Some fungicide has been found to help with clubroot, but it is expensive and would take huge amounts to saturate the soil. The best way to prevent contamination between fields is to clean agricultural equipment and vehicles which have come in contact with club root before moving to a new field. All contaminated soil, equipment and tools must not be moved to clean, disease-free fields. The best preventative method is field monitoring. Throughout the season, plants should be monitored for early symptoms of club root. More research is being conducted for early detection of club root in fall soils.

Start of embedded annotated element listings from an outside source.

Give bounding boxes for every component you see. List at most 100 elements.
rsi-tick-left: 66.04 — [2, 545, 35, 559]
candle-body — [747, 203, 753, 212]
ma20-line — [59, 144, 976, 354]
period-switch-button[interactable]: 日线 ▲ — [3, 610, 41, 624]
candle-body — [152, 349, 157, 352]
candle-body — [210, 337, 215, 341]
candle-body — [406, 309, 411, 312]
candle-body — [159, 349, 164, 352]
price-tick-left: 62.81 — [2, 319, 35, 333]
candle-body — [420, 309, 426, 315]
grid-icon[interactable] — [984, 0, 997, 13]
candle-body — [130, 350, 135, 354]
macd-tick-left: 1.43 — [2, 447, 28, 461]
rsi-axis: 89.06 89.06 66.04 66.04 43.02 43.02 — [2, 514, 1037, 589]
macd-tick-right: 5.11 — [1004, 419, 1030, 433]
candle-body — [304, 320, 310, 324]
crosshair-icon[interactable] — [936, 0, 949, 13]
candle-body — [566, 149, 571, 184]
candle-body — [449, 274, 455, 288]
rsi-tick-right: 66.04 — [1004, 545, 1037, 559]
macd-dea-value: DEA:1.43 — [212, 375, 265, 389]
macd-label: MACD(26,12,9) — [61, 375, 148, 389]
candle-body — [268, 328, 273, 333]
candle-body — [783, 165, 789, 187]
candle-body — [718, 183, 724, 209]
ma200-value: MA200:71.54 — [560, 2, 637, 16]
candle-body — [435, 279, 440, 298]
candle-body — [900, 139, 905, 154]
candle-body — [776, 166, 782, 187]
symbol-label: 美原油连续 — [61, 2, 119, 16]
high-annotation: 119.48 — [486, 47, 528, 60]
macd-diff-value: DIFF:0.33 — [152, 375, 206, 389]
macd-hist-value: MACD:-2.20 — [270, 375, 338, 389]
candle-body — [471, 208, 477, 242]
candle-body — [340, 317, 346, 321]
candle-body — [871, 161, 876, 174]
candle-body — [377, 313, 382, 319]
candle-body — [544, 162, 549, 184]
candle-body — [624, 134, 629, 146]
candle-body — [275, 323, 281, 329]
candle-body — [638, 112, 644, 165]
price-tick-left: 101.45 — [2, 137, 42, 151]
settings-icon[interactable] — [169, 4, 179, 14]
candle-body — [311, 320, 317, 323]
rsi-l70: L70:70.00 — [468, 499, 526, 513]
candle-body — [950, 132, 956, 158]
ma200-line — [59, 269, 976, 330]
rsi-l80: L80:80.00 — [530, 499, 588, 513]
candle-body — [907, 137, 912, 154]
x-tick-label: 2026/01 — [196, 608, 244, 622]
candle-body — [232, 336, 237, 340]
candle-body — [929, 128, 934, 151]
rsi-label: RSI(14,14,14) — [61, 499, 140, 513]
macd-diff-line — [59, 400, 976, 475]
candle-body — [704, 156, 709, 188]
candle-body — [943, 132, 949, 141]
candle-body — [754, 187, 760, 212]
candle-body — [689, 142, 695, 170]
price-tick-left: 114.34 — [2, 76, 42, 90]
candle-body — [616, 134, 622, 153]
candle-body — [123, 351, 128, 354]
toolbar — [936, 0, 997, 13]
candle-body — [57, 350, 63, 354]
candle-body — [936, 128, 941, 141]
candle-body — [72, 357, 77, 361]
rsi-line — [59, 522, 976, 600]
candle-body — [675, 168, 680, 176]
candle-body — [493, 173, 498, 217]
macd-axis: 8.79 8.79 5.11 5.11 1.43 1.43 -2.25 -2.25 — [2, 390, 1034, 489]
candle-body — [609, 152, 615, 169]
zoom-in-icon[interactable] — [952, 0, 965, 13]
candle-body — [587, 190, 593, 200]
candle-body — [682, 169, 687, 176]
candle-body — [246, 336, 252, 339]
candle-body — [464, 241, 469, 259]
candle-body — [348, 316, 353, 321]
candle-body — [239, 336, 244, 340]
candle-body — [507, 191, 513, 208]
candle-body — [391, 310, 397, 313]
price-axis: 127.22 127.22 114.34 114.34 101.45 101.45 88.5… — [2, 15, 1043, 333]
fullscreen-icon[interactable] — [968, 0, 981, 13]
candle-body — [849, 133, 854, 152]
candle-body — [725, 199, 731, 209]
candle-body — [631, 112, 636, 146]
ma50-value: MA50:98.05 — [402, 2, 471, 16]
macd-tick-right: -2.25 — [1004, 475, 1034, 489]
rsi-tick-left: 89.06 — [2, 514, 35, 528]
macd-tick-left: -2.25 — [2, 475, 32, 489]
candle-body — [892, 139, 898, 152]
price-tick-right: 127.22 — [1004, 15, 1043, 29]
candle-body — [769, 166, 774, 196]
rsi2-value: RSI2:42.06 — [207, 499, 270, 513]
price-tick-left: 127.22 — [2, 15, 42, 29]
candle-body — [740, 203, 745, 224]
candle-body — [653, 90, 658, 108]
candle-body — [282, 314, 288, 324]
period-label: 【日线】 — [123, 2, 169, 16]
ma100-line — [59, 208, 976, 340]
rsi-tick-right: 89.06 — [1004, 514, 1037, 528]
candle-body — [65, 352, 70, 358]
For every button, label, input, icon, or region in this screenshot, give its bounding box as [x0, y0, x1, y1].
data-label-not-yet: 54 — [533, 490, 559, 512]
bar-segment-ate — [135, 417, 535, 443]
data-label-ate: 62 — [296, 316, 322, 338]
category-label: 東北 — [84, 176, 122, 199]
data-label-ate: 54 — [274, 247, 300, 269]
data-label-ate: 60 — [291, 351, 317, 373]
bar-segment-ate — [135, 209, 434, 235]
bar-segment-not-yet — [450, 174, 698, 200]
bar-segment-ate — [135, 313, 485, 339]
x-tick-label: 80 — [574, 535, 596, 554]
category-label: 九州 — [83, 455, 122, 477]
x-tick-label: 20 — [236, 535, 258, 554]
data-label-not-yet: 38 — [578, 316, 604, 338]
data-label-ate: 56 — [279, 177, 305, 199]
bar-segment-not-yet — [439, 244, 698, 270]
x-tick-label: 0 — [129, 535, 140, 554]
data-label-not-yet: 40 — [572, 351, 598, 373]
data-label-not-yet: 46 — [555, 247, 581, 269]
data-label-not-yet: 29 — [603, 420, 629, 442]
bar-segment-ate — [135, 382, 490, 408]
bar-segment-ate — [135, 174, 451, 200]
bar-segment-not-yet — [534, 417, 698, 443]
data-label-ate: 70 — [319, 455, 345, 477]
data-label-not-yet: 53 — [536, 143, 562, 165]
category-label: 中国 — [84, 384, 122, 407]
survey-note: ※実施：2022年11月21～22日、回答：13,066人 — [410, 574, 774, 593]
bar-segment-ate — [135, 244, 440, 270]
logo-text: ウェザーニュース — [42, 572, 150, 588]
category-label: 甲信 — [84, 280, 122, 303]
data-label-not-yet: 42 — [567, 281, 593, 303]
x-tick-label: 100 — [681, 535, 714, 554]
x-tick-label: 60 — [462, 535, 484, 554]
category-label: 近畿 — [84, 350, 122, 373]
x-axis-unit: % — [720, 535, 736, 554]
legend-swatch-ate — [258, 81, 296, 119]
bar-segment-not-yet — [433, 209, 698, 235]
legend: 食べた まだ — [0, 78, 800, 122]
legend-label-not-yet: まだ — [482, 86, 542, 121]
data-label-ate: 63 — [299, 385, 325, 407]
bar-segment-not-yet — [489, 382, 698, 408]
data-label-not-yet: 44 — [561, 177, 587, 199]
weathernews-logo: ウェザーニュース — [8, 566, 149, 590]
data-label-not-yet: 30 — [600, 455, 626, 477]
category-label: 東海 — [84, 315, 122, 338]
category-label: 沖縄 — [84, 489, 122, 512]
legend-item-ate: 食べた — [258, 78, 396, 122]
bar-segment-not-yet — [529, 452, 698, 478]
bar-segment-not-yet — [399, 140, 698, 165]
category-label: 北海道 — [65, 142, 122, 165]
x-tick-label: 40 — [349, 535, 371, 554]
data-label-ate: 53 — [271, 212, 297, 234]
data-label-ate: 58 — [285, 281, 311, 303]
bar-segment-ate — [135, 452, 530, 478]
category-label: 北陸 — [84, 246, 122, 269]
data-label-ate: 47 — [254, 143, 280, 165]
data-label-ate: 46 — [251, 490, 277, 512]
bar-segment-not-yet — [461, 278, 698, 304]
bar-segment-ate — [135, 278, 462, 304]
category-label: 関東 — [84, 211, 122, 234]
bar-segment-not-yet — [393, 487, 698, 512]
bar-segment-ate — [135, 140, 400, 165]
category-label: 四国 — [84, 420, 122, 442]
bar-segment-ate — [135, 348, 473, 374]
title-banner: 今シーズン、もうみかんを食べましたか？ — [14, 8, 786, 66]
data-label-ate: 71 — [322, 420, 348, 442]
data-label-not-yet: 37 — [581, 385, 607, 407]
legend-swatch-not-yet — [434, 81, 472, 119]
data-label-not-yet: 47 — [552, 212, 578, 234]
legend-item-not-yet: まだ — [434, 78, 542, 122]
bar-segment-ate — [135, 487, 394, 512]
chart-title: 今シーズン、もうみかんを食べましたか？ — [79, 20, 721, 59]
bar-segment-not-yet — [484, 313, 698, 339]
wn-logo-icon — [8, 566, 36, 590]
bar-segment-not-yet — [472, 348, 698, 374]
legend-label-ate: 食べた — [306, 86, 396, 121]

Fumigation using metam sodium in a field containing diseased cabbages is yet another way to decrease the buildup of the pathogen. Control and management practices on already infected fields help to reduce the overall impact that P. brassicae has on a field of cabbage and other cruciferous plants, but it is extremely difficult to rid an individual plant of the disease once it is already infected.

==Importance==
Clubroot can be a reoccurring problem for years because it is easily spread from plant to plant. P. brassicae is able to infect 300 species of cruciferous plants, making this disease a recurring problem even with crop rotation. This wide host range allows the pathogen to continue its infection cycle in the absence of cabbages. Additionally, cabbage clubroot may be a stubborn disease due to its ability to form a microbial cyst as an overwintering structure. These cysts may last many years in the soil until it comes into contact with a suitable host, making it difficult to entirely avoid the introduction of the disease. Those growing cabbage need to be aware of the possibility of Plasmodiophora infestation by simply growing in particular fields that may have had cabbage clubroot previously.

==Canola infestation in Alberta==

In 2003 clubroot was identified in Alberta, Canada, as an outbreak in canola crops in the central area of the province mainly isolated to the Edmonton area. Initially, 12 commercial fields of canola were identified, but that number grew to over 400 by 2008.

In 2007, Alberta declared P. brassicae a pest via the foundation legislation in hopes to help contain spread of the disease.

The Pathotype 3, is the predominant source for Alberta outbreaks. Studies showed that out of the 13 strains of P. brassicae, the most virulent form is dominant in Alberta.

Studies have shown that infestation numbers are highest at common field entrances and decline as you move further into the field, away from the entrance. From these results, it was concluded that infested soil on farm machinery was increasing spread of the pathogen. Some natural field to field spread is starting to be seen.

Several strains of canola have been tried, including European winter canola cv. Mendel (Brassica napus), as a clubroot-resistant crop. It has been found that few cultivators exist. Specific genotypes do exist, of the Mendel strain, which could be a solution for canola crops in the Canadian prairies.